You must feel a nerdy satisfaction when unearthing something buried this deep.
“There’s a certain rush that comes with finally finding someone after a long search, especially when things weren’t straightforward in the beginning.”
Do you encounter problems with accuracy in records?
“More often than you might think I would. Not everybody tells the truth in records. They might have fudged some things, so I have to be creative and not take everything at face value.
“Some of the lies are fairly innocuous. I had one gentleman who was married at least four times. On every single marital record, he indicated he’d been married only once before. It’s likely what he told his new spouse. While that wasn’t a big deal, it can make you stop looking for other marriage records.
“In another case, an individual filed a petition for probate for his father’s estate and claimed to be the only child he knew of, even though he had six other full-blood siblings he knew of but was estranged from.”
Do you have the proverbial “one that got away” that haunts you?
“One of my first cases was very challenging. I found the woman’s entire maternal side – which was great – and I had her father’s name, date of birth and date of death. But that’s all my client knew. The woman’s aunt had raised her, even though her mom was still alive, but hadn’t adopted her, so there was no connection there.
“She never lived with her father, there were very limited records and I didn’t have access to most of the records that existed. Every state and entity has different regulations about who can access which records and when. And I can call the next county over and the rules will be different.
“So I couldn’t find the paternal side but I kept searching and kept searching because he had to be out there somewhere – and I finally found a newspaper announcement of her birth in Utah. There were no references to her mother ever being there, but it was definitely her.

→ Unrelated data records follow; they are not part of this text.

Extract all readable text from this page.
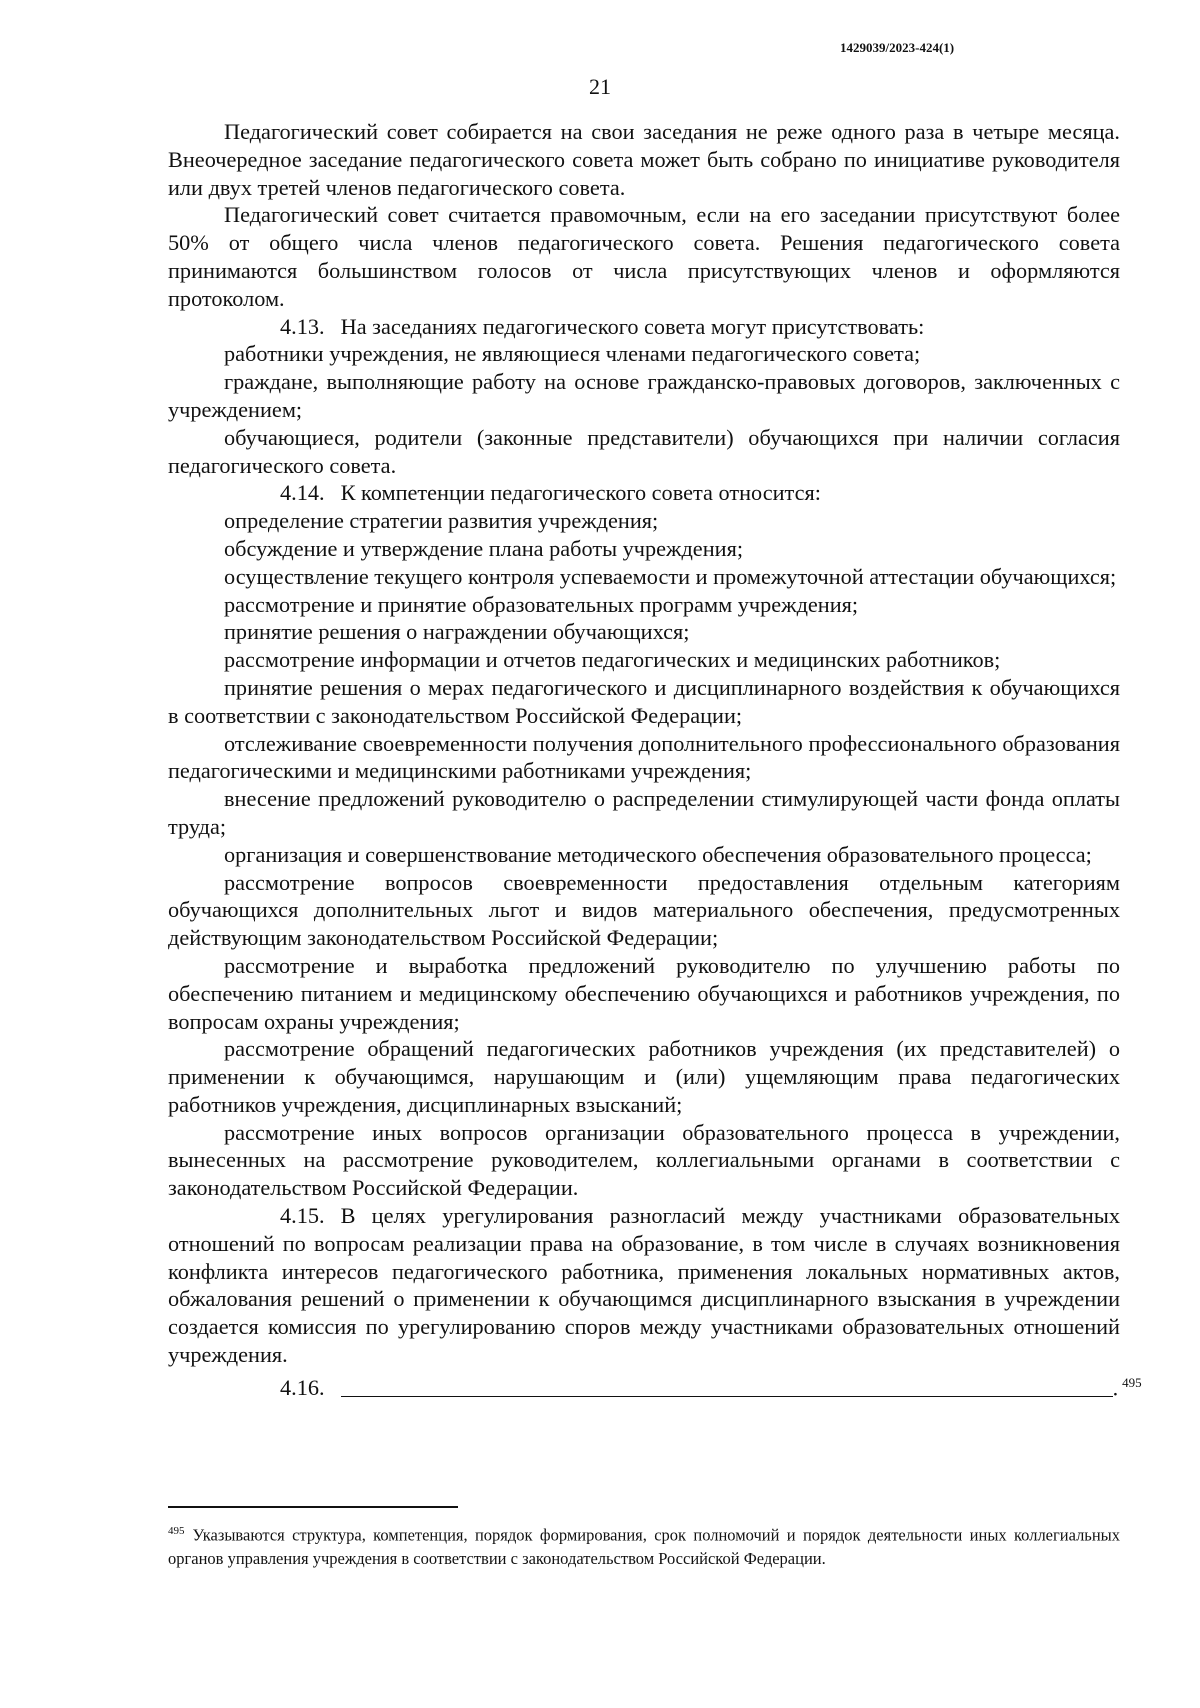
1429039/2023-424(1)
21

Педагогический совет собирается на свои заседания не реже одного раза в четыре месяца. Внеочередное заседание педагогического совета может быть собрано по инициативе руководителя или двух третей членов педагогического совета.

Педагогический совет считается правомочным, если на его заседании присутствуют более 50% от общего числа членов педагогического совета. Решения педагогического совета принимаются большинством голосов от числа присутствующих членов и оформляются протоколом.

4.13. На заседаниях педагогического совета могут присутствовать:

работники учреждения, не являющиеся членами педагогического совета;

граждане, выполняющие работу на основе гражданско-правовых договоров, заключенных с учреждением;

обучающиеся, родители (законные представители) обучающихся при наличии согласия педагогического совета.

4.14. К компетенции педагогического совета относится:

определение стратегии развития учреждения;

обсуждение и утверждение плана работы учреждения;

осуществление текущего контроля успеваемости и промежуточной аттестации обучающихся;

рассмотрение и принятие образовательных программ учреждения;

принятие решения о награждении обучающихся;

рассмотрение информации и отчетов педагогических и медицинских работников;

принятие решения о мерах педагогического и дисциплинарного воздействия к обучающихся в соответствии с законодательством Российской Федерации;

отслеживание своевременности получения дополнительного профессионального образования педагогическими и медицинскими работниками учреждения;

внесение предложений руководителю о распределении стимулирующей части фонда оплаты труда;

организация и совершенствование методического обеспечения образовательного процесса;

рассмотрение вопросов своевременности предоставления отдельным категориям обучающихся дополнительных льгот и видов материального обеспечения, предусмотренных действующим законодательством Российской Федерации;

рассмотрение и выработка предложений руководителю по улучшению работы по обеспечению питанием и медицинскому обеспечению обучающихся и работников учреждения, по вопросам охраны учреждения;

рассмотрение обращений педагогических работников учреждения (их представителей) о применении к обучающимся, нарушающим и (или) ущемляющим права педагогических работников учреждения, дисциплинарных взысканий;

рассмотрение иных вопросов организации образовательного процесса в учреждении, вынесенных на рассмотрение руководителем, коллегиальными органами в соответствии с законодательством Российской Федерации.

4.15. В целях урегулирования разногласий между участниками образовательных отношений по вопросам реализации права на образование, в том числе в случаях возникновения конфликта интересов педагогического работника, применения локальных нормативных актов, обжалования решений о применении к обучающимся дисциплинарного взыскания в учреждении создается комиссия по урегулированию споров между участниками образовательных отношений учреждения.

4.16.	. $^{495}$

$^{495}$ Указываются структура, компетенция, порядок формирования, срок полномочий и порядок деятельности иных коллегиальных органов управления учреждения в соответствии с законодательством Российской Федерации.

“Her mother had an unusual first and last name and it listed the mother, father and child – all of whom had the same last name – and there was no way all these names could have come together with her exact date of birth.
“Unfortunately, the father’s name was Harry Gordon, and when you look at the 1950 census for Harry Gordon, there are something like 950 of them. That’s a brick wall. I got the piece that took so long to get and could go nowhere with it.”
How do you keep track of all the rules and regulations?
“A lot of it involves learning as I go. Any time I contact, for example, Catoosa County for a certain type of record, I enter who I contacted and how I acquired the record in a database.
“There are a lot of records online but the vast majority of records in the country are not digital.”
Why wouldn’t someone just create an ancestry.com account and do their own research?
“There’s a difference between forensic genealogy and traditional genealogy research. There’s more at stake in forensic genealogy, so your research needs to be on point.
“If someone is doing a regular Ancestry.com search and they tell you your great-great-grandfather is so-and-so, but they’re wrong, it’s not going to affect your life. But missing an heir or misidentifying an heir can have huge consequences and messy legal ramifications.
“So, a lot of care goes into my work. I double and triple check everything. And I don’t rely on one record; I look for two or three other records that corroborate the story. And I make sure everything makes sense in every way.”
Have you ever found an heir who inherited a large sum of money from a rich uncle they didn’t know they had?
“Maybe, but I don’t deal with the value of the estate, so I don’t know who receives what.”